His prior is uniform because uniform is max entropy. If your prior is less than max entropy, you must have had information to update on. What is your information?
No, you don’t get it. The space of possible universes may be continuous instead of discrete. What’s a “uniform” prior over an arbitrary continuous space that has no canonical parameterization? If you say Maxent, why? If you say Jeffreys, why?
It’s possible to have uniform distributions on continuous spaces. It just becomes probability density instead of probability mass.
The reason for max entropy is that you want your distribution to match your knowlege. When you know nothing, thats maxiumum entropy, by definition. If you update on information that you don’t have, you probabilistically screw yourself over.
If you have a hard time drawing the space out and assigning the maxent prior, you can still use the indifference prinicple when asked about the probability of being in a larger universe vs a smaller universe.
Consider “antipredictions”. Say I ask you “is statement X true? (you can’t update on my psychology since I flipped a coin to determine whether to change X to !X). The max entropy answer is 50⁄50 and it’s just the indifference principle.
If I now tell you that X = “I will not win the lottery if I buy a ticket?” and you know nothing about what ball will come up, just that the number of winning numbers is small and the number of not winning numbers is huge, you decide that it is very likely to be true. We’ve only updated on which distribution we’re even talking about. If you’re too confused to make that jump in a certain case, then don’t.
Or you could just say that for any possible non uniformity, it’s possible that there’s an opposite non uniformity that cancels it out. Whats the direction of the error?
Does that explain any better?
No, it doesn’t. In fact I don’t think you even parsed my question. Sorry.
Let’s simplify the problem: what’s your uninformative prior for “proportion of voters who voted for an unknown candidate”? Is it uniform on (0,1) which is given by maxent? What if I’d asked for your prior of the square of this value instead, masking it with some verbiage to sound natural—would you also reply uniform on (0,1)? Those statements are incompatible. In more complex real world situations, how exactly do you choose the parameterization of the model to feed into maxent? I see no general way. See this Wikipedia page for more discussion of this problem. In the end it recommends the Jeffreys rule for use in practice, but it’s not obviously the final word.

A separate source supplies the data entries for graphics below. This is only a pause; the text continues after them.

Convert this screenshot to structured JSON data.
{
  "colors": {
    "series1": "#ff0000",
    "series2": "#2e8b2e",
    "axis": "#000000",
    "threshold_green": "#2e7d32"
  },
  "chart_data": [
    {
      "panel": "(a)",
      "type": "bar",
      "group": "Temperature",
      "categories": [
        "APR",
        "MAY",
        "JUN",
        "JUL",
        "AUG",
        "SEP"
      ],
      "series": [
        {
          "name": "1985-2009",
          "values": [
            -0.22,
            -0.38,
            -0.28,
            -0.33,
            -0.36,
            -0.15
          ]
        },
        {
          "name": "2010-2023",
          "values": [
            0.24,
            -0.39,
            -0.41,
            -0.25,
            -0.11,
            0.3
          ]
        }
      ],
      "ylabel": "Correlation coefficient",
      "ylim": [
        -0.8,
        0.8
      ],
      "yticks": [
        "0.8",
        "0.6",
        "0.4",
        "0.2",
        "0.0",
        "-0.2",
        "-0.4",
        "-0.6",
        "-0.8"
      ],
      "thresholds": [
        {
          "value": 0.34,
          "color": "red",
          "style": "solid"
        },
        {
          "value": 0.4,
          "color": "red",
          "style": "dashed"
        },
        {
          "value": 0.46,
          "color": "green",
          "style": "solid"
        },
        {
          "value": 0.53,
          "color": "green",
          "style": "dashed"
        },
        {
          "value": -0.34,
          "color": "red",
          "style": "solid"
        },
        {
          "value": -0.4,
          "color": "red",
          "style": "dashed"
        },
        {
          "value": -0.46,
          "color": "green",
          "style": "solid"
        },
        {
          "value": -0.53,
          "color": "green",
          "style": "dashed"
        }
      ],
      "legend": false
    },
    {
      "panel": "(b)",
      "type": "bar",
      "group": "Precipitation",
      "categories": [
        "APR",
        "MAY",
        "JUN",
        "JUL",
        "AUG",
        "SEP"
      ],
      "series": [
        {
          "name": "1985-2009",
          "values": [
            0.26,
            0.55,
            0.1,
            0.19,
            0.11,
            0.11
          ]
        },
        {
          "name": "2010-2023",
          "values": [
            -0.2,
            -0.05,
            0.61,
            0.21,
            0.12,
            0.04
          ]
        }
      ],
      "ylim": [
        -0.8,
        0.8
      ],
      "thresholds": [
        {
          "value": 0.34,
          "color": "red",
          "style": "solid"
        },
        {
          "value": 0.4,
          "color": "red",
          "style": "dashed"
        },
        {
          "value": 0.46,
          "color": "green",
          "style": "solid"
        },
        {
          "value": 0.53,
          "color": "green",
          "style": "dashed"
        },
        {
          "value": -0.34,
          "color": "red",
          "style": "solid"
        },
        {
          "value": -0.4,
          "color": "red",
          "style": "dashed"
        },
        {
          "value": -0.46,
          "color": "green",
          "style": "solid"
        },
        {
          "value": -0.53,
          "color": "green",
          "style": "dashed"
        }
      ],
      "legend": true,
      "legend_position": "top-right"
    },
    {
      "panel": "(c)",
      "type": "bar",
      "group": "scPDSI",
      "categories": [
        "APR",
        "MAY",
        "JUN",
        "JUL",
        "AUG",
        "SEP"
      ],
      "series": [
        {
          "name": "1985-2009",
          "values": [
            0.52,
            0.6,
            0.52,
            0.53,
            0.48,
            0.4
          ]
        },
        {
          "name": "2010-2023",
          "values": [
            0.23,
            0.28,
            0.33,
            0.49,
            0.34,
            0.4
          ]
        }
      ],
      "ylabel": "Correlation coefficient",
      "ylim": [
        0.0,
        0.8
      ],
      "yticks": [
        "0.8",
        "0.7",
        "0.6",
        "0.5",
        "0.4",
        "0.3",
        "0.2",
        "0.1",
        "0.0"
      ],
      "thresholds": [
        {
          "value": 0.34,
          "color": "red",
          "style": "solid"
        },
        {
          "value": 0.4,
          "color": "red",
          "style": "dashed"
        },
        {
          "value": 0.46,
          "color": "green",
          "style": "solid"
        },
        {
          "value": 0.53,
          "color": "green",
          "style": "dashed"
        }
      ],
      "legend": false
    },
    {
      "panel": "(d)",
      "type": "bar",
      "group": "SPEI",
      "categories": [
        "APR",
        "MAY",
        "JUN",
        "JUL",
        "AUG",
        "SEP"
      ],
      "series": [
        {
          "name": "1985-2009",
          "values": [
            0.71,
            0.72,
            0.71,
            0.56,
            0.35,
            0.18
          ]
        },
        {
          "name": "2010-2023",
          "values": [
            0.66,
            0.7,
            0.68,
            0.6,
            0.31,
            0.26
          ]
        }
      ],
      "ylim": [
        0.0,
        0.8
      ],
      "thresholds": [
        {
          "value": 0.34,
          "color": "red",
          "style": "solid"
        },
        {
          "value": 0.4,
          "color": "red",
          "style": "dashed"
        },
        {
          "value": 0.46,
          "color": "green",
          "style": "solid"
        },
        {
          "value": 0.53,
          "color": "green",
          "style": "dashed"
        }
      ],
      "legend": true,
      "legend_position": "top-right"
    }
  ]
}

I see what you’re saying, but I don’t think it matters here. That confusion extends to uncertainty about the nth digit of pi as well-it’s nothing new about different universes. If you put a uniform prior on the nth digit of pi instead of uniform of the square of the nth digit or Jeffreys prior, why don’t you do the same in the case of different universes? What prior do you use?
The point I tried to make in the last comment is that if you’re asked any question, you start with the indifference principle. which is uniform in nature, and upon receiving new information, (perhaps the possibility that the original phrasing wasn’t the ‘natural’ way to phrase it, or however you solve the confusion) then you can update. Since the problem never mentioned a method of parameterizing a continuous space of possible universes, it makes me wonder how you can object to assigning uniform priors given this parameterization or even say that he required it.
Changing the topic of our discussion, it seems like your comment is also orthogonal to the claim being presented. He basically said “given this discrete set of two possible universes (with uniform prior) this ‘proves’ SIA (worded the first way)”. Given SIA, you know to update on your existence if you find yourself in a continuous space of possible universes, even if you don’t know where to update from.